August 12, 2021

You may already be familiar with Paris and its twenty arrondissements, but how about the medieval city of Loches tucked away in the heart of Loire Valley? This historic royal city is built on a rocky outcrop, and has a sundry past dramatised by France’s most fascinating characters: Joan of Arc, King Charles VII and his “favourite” mistress, Agnes Sorel. With its shadowy cobblestone streets, heraldic flags hanging off gleaming white buildings and sweeping views of the verdant forest landscape; Loches is packed with enough history to fire everyone’s imagination.

If you’re looking to fill your stomach after the tour of the scenic landmarks, a trip to Arbore & Sens will not disappoint. Bearing in mind that this mid-sized joint is almost impossible to book last minute, you might want to factor in the Wednesday and Saturday markets into your itinerary as well.

As you traverse the wisteria-decked courtyard upon entry, you leave the medieval town behind for a drastic change of scenery—a blur of bark textured walls melds into sombre sea green, the room bursting to life with the help of fiery orange and marigold velvet armchairs. There’s a tree that sits at the centre of the dining room and the sound of summer cicadas in a pine forest tickle the air. 

The young chef Clement Dumont serves fashionable food inspired by the seasons as well as the harmonious relationship between humans and nature. In short, a celebration of the rich vegetation, regional produce and local wines from Southern Touraine. 
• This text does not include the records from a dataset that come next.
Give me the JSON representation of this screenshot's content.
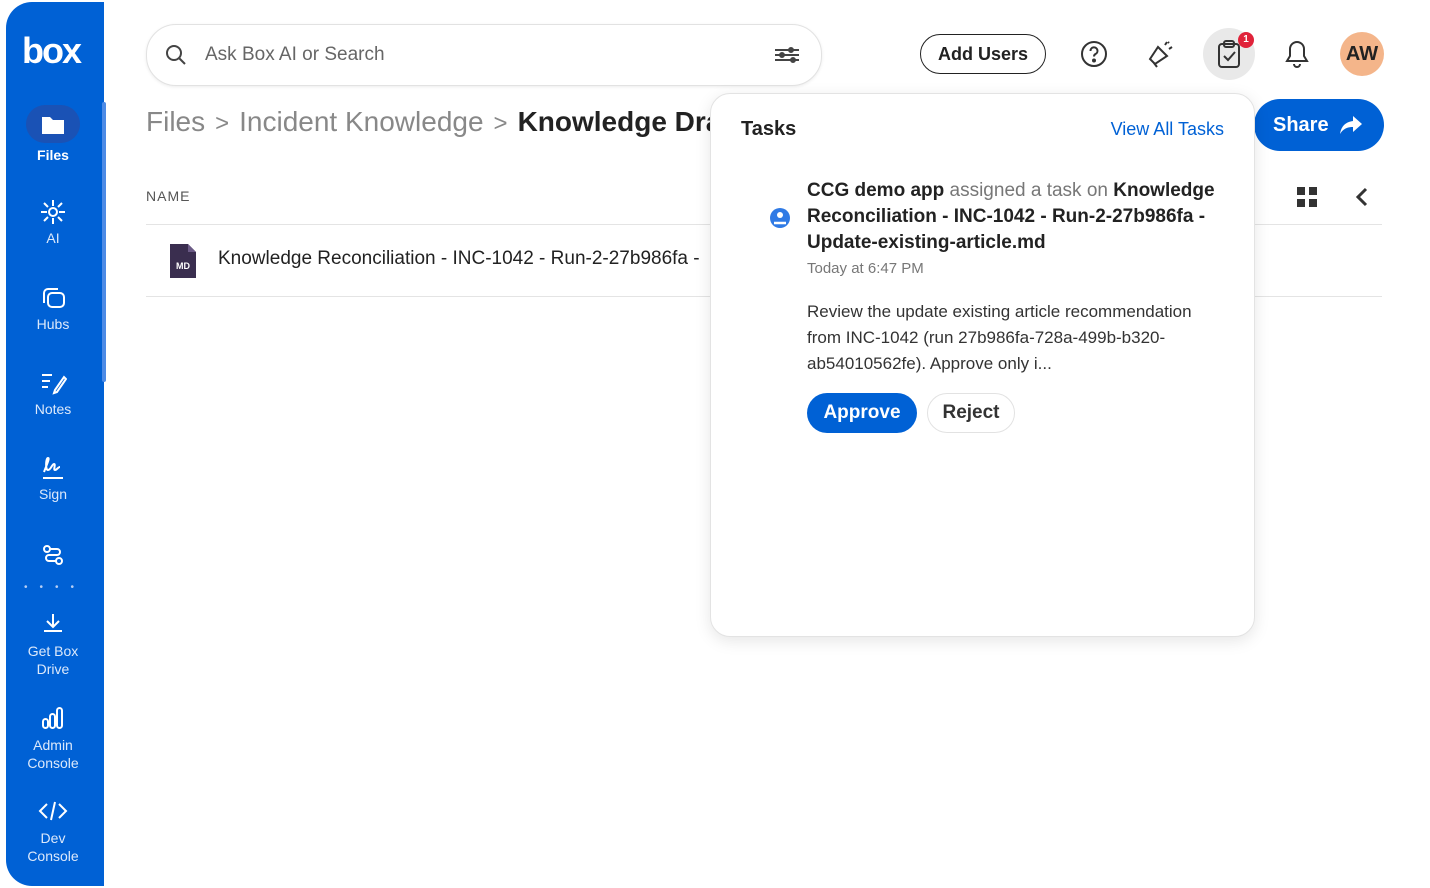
{
  "sidebar": {
    "logo": "box",
    "items": [
      {
        "label": "Files",
        "icon": "folder-icon"
      },
      {
        "label": "AI",
        "icon": "ai-icon"
      },
      {
        "label": "Hubs",
        "icon": "hubs-icon"
      },
      {
        "label": "Notes",
        "icon": "notes-icon"
      },
      {
        "label": "Sign",
        "icon": "sign-icon"
      },
      {
        "label": "",
        "icon": "automate-icon"
      },
      {
        "label": "Get Box Drive",
        "icon": "download-icon"
      },
      {
        "label": "Admin Console",
        "icon": "admin-icon"
      },
      {
        "label": "Dev Console",
        "icon": "code-icon"
      }
    ]
  },
  "search": {
    "placeholder": "Ask Box AI or Search"
  },
  "header": {
    "add_users": "Add Users",
    "task_badge": "1",
    "avatar_initials": "AW",
    "share": "Share"
  },
  "breadcrumb": {
    "items": [
      "Files",
      "Incident Knowledge"
    ],
    "current": "Knowledge Drafts"
  },
  "list": {
    "column_name": "NAME",
    "file": {
      "type": "MD",
      "name": "Knowledge Reconciliation - INC-1042 - Run-2-27b986fa -"
    }
  },
  "tasks_panel": {
    "title": "Tasks",
    "view_all": "View All Tasks",
    "task": {
      "actor": "CCG demo app",
      "verb": "assigned a task on",
      "target": "Knowledge Reconciliation - INC-1042 - Run-2-27b986fa - Update-existing-article.md",
      "time": "Today at 6:47 PM",
      "description": "Review the update existing article recommendation from INC-1042 (run 27b986fa-728a-499b-b320-ab54010562fe). Approve only i...",
      "approve": "Approve",
      "reject": "Reject"
    }
  },
  "colors": {
    "brand": "#0061d5",
    "avatar": "#f4b58a",
    "badge": "#e0233a"
  }
}
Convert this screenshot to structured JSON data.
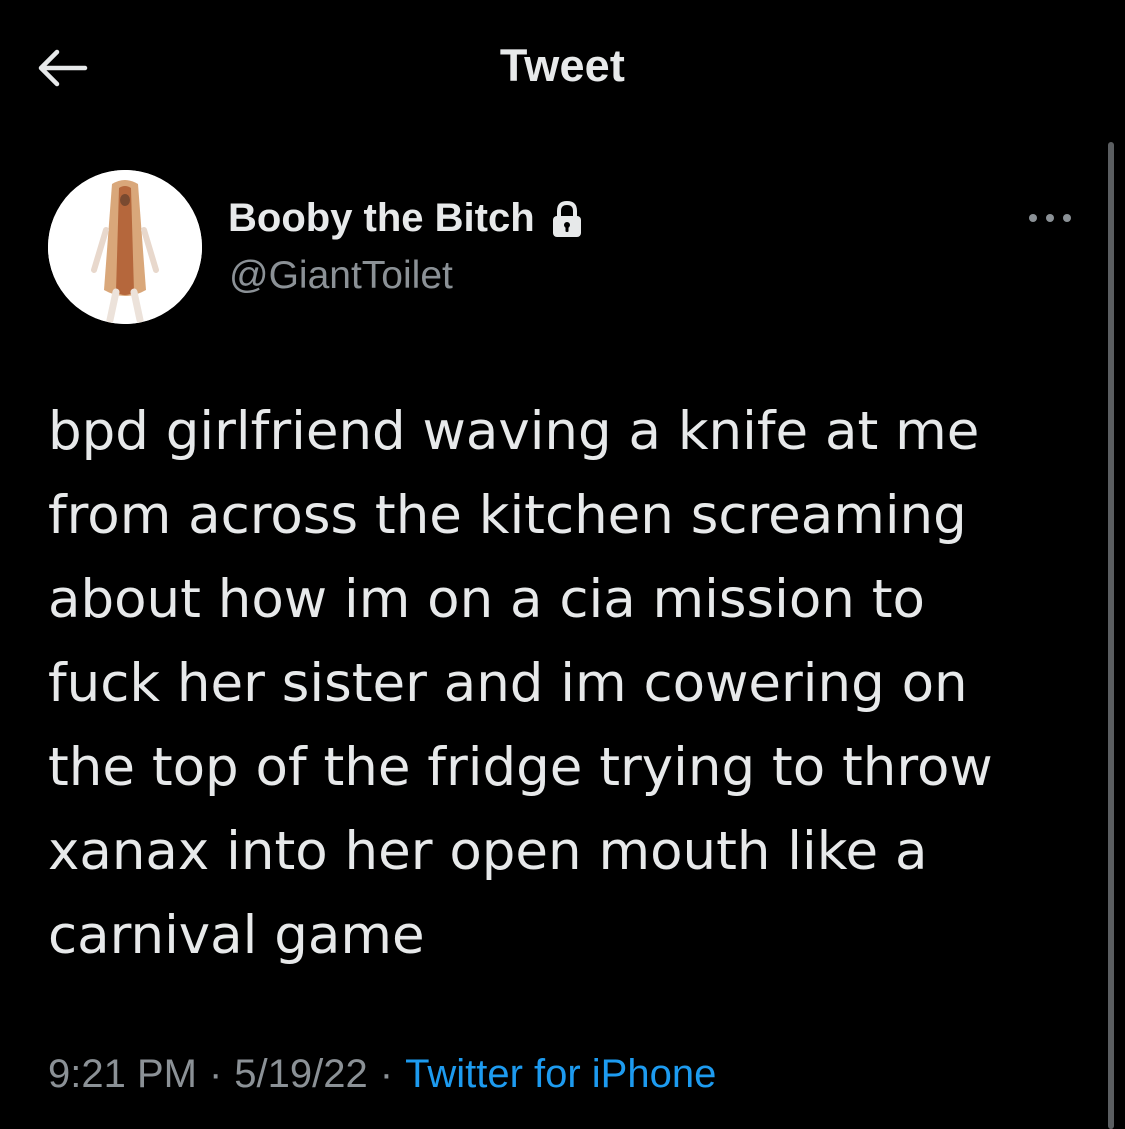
{
  "header": {
    "title": "Tweet",
    "back_icon": "arrow-left-icon"
  },
  "tweet": {
    "author": {
      "display_name": "Booby the Bitch",
      "handle": "@GiantToilet",
      "protected_icon": "lock-icon",
      "avatar": "hotdog-costume-avatar"
    },
    "more_icon": "more-horizontal-icon",
    "text": "bpd girlfriend waving a knife at me\nfrom across the kitchen screaming\nabout how im on a cia mission to\nfuck her sister and im cowering on\nthe top of the fridge trying to throw\nxanax into her open mouth like a\ncarnival game",
    "time": "9:21 PM",
    "separator": "·",
    "date": "5/19/22",
    "source": "Twitter for iPhone"
  },
  "colors": {
    "background": "#000000",
    "text_primary": "#e7e9ea",
    "text_secondary": "#8b9196",
    "link": "#1d9bf0"
  }
}
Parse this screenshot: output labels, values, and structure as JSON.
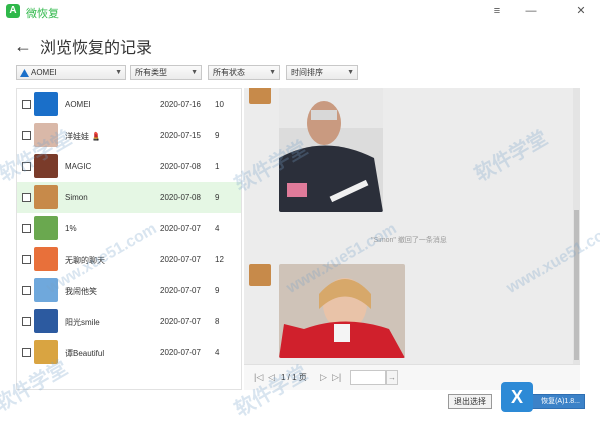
{
  "app": {
    "name": "微恢复",
    "logo_letter": "A"
  },
  "window_controls": {
    "menu": "≡",
    "minimize": "—",
    "close": "✕"
  },
  "header": {
    "back_glyph": "←",
    "title": "浏览恢复的记录"
  },
  "filters": {
    "account": "AOMEI",
    "type": "所有类型",
    "status": "所有状态",
    "sort": "时间排序"
  },
  "conversations": [
    {
      "name": "AOMEI",
      "date": "2020-07-16",
      "count": "10",
      "selected": false,
      "avatar_color": "#1a6fc9"
    },
    {
      "name": "洋娃娃 💄",
      "date": "2020-07-15",
      "count": "9",
      "selected": false,
      "avatar_color": "#d9b8a8"
    },
    {
      "name": "MAGIC",
      "date": "2020-07-08",
      "count": "1",
      "selected": false,
      "avatar_color": "#7a3b2a"
    },
    {
      "name": "Simon",
      "date": "2020-07-08",
      "count": "9",
      "selected": true,
      "avatar_color": "#c78a4a"
    },
    {
      "name": "1%",
      "date": "2020-07-07",
      "count": "4",
      "selected": false,
      "avatar_color": "#6aa84f"
    },
    {
      "name": "无聊的聊天",
      "date": "2020-07-07",
      "count": "12",
      "selected": false,
      "avatar_color": "#e8703a"
    },
    {
      "name": "我闹他笑",
      "date": "2020-07-07",
      "count": "9",
      "selected": false,
      "avatar_color": "#6fa8dc"
    },
    {
      "name": "阳光smile",
      "date": "2020-07-07",
      "count": "8",
      "selected": false,
      "avatar_color": "#2c5aa0"
    },
    {
      "name": "谭Beautiful",
      "date": "2020-07-07",
      "count": "4",
      "selected": false,
      "avatar_color": "#d9a441"
    }
  ],
  "chat": {
    "recall_note": "\"Simon\" 撤回了一条消息"
  },
  "pager": {
    "first": "|◁",
    "prev": "◁",
    "page_info": "1 / 1 页",
    "next": "▷",
    "last": "▷|",
    "go": "→",
    "page_input": ""
  },
  "footer": {
    "exit_label": "退出选择",
    "next_label": "恢复(A)1.8..."
  },
  "watermark": {
    "text": "软件学堂",
    "url": "www.xue51.com",
    "logo_glyph": "X"
  },
  "colors": {
    "accent": "#2fb84a",
    "selected_row": "#e5f7e4",
    "primary_button": "#3c82c8"
  }
}
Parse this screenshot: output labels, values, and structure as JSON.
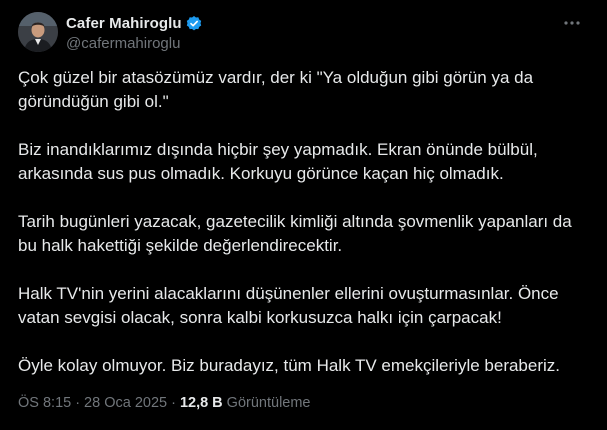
{
  "author": {
    "display_name": "Cafer Mahiroglu",
    "handle": "@cafermahiroglu",
    "verified": true,
    "verified_color": "#1d9bf0",
    "avatar_icon": "profile-photo"
  },
  "more_icon": "more-horizontal-icon",
  "tweet": {
    "paragraphs": [
      "Çok güzel bir atasözümüz vardır, der ki \"Ya olduğun gibi görün ya da göründüğün gibi ol.\"",
      "Biz inandıklarımız dışında hiçbir şey yapmadık. Ekran önünde bülbül, arkasında sus pus olmadık. Korkuyu görünce kaçan hiç olmadık.",
      "Tarih bugünleri yazacak, gazetecilik kimliği altında şovmenlik yapanları da bu halk hakettiği şekilde değerlendirecektir.",
      "Halk TV'nin yerini alacaklarını düşünenler ellerini ovuşturmasınlar. Önce vatan sevgisi olacak, sonra kalbi korkusuzca halkı için çarpacak!",
      "Öyle kolay olmuyor. Biz buradayız, tüm Halk TV emekçileriyle beraberiz."
    ]
  },
  "meta": {
    "time": "ÖS 8:15",
    "separator": "·",
    "date": "28 Oca 2025",
    "views_count": "12,8 B",
    "views_label": "Görüntüleme"
  },
  "colors": {
    "background": "#000000",
    "text_primary": "#e7e9ea",
    "text_secondary": "#71767b"
  }
}
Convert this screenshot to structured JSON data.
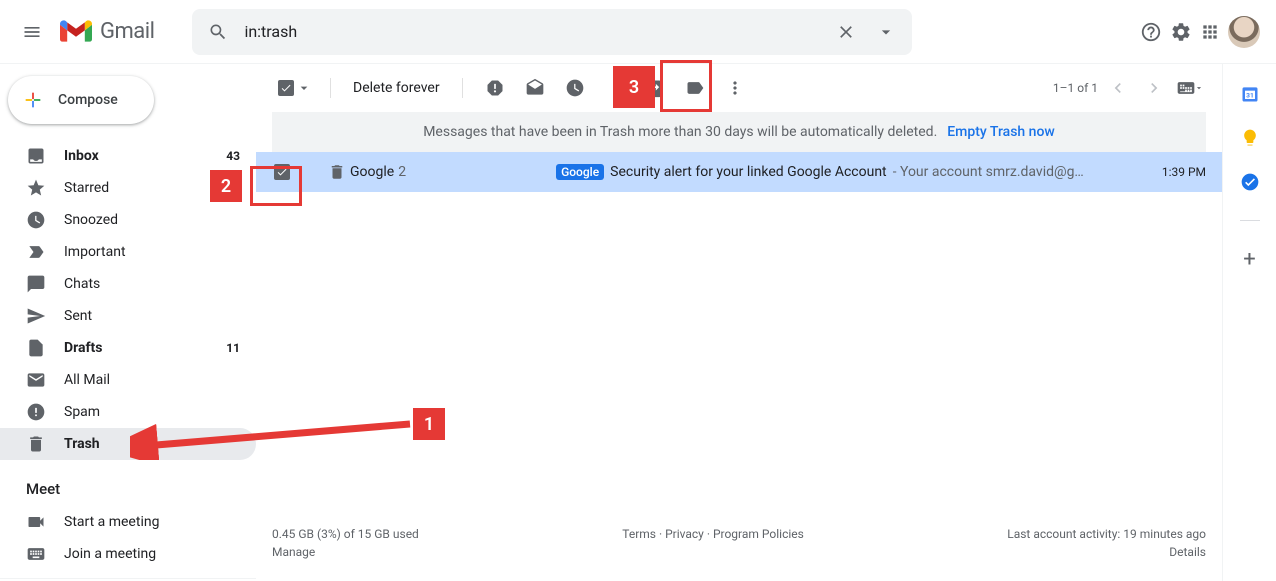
{
  "header": {
    "product": "Gmail",
    "search_value": "in:trash"
  },
  "compose_label": "Compose",
  "sidebar": {
    "items": [
      {
        "label": "Inbox",
        "count": "43",
        "bold": true,
        "icon": "inbox"
      },
      {
        "label": "Starred",
        "icon": "star"
      },
      {
        "label": "Snoozed",
        "icon": "clock"
      },
      {
        "label": "Important",
        "icon": "important"
      },
      {
        "label": "Chats",
        "icon": "chat"
      },
      {
        "label": "Sent",
        "icon": "sent"
      },
      {
        "label": "Drafts",
        "count": "11",
        "bold": true,
        "icon": "file"
      },
      {
        "label": "All Mail",
        "icon": "mail"
      },
      {
        "label": "Spam",
        "icon": "spam"
      },
      {
        "label": "Trash",
        "icon": "trash",
        "active": true,
        "bold": true
      }
    ]
  },
  "meet": {
    "heading": "Meet",
    "items": [
      {
        "label": "Start a meeting",
        "icon": "video"
      },
      {
        "label": "Join a meeting",
        "icon": "keyboard"
      }
    ]
  },
  "toolbar": {
    "delete_forever": "Delete forever",
    "pager": "1–1 of 1"
  },
  "banner": {
    "text": "Messages that have been in Trash more than 30 days will be automatically deleted.",
    "link": "Empty Trash now"
  },
  "messages": [
    {
      "sender": "Google",
      "count": "2",
      "badge": "Google",
      "subject": "Security alert for your linked Google Account",
      "snippet": " - Your account smrz.david@g…",
      "time": "1:39 PM"
    }
  ],
  "footer": {
    "storage": "0.45 GB (3%) of 15 GB used",
    "manage": "Manage",
    "terms": "Terms",
    "privacy": "Privacy",
    "policies": "Program Policies",
    "activity": "Last account activity: 19 minutes ago",
    "details": "Details"
  },
  "annotations": {
    "m1": "1",
    "m2": "2",
    "m3": "3"
  }
}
The amuse bouche takes you places. Swollen morsels of chickpea hummus tartlets are flanked by minuscule flower pots of black olive soil to be swooped up with baby radish. Despite the initial awkward halt in service, due to the arrival of larger tables comprising much older folks struggling to decide on a common menu for the table, the kitchen is quick to pick up the pace with the ensuing courses.

The local trout gravlax hidden under a veil of cucumber water jelly appears to have an undeniable similarity to Odette’s horsehair crab with apple and celery jelly dish, but slicing through the pile reveals a pleasant medley of courgettes and fresh goats cheese.

The next dish of langoustine from Croisic presents a lot of textures on a plate. Dressed with confit celery with cockles tartare and vanilla oil, neither clash with one another nor feel overpowering—still allowing you to taste the richness of the langoustine. I’m most enamoured by the tomatoes done two ways; one cold and the other warm to unlock the diverse flavours of the humble fruit. The wondrous cold iteration, a nippy tomato sorbet perched on local sheep’s cheese and festooned with a buttery herbed crumble showcases Dumont’s fidelity of letting the produce shine. 

The savoury mains are breathtaking. Pollock killed the ike jime way, (apparently resulting in purer tasting flesh) sits on a bed of brunoise potato—imitating risotto, jolted with saffron. The Mediterranean flavours of chorizo and aubergine incite wanderlust. Swiftly after, a glorious Bourgogne from Fanny Sabre, seasoned with a profound slap of fresh strawberries, cream and buttery brioche is poured to pair with the final chicken dish. Wine pairing is bold and a must here. Sourced from La Mangrière, a local poultry farm that is a 15-minute drive from where I live, the chicken supreme proved to be moist and firm after the knife work. It’s an assertive little number that combines girolle mushrooms and spelt risotto layered over with a velvety golden orange jus made from carrots and turmeric at the table.

Desserts are not forgotten here. They are presented the same; beautifully, dramatic and faintly experimental. Baba infused with tilleul and thyme drapes itself over yellow peach slices, Mexican vanilla mousse and peach sorbet. All parts are lick-the-plate-clean good.

Talking to the Dumont, it’s clear that he has got on a good head on his shoulders despite the Covid frenzy. “My only goal now is to take Arbore & Sens to the highest level I can,” he says. “I intend to devote 200% of myself to improving this restaurant every day.” Based on today’s performance, they are on the right track. Overall, Arbore & Sens has found its footing with earnest cuisine and reasonable prices that do not sacrifice the quality of the experience.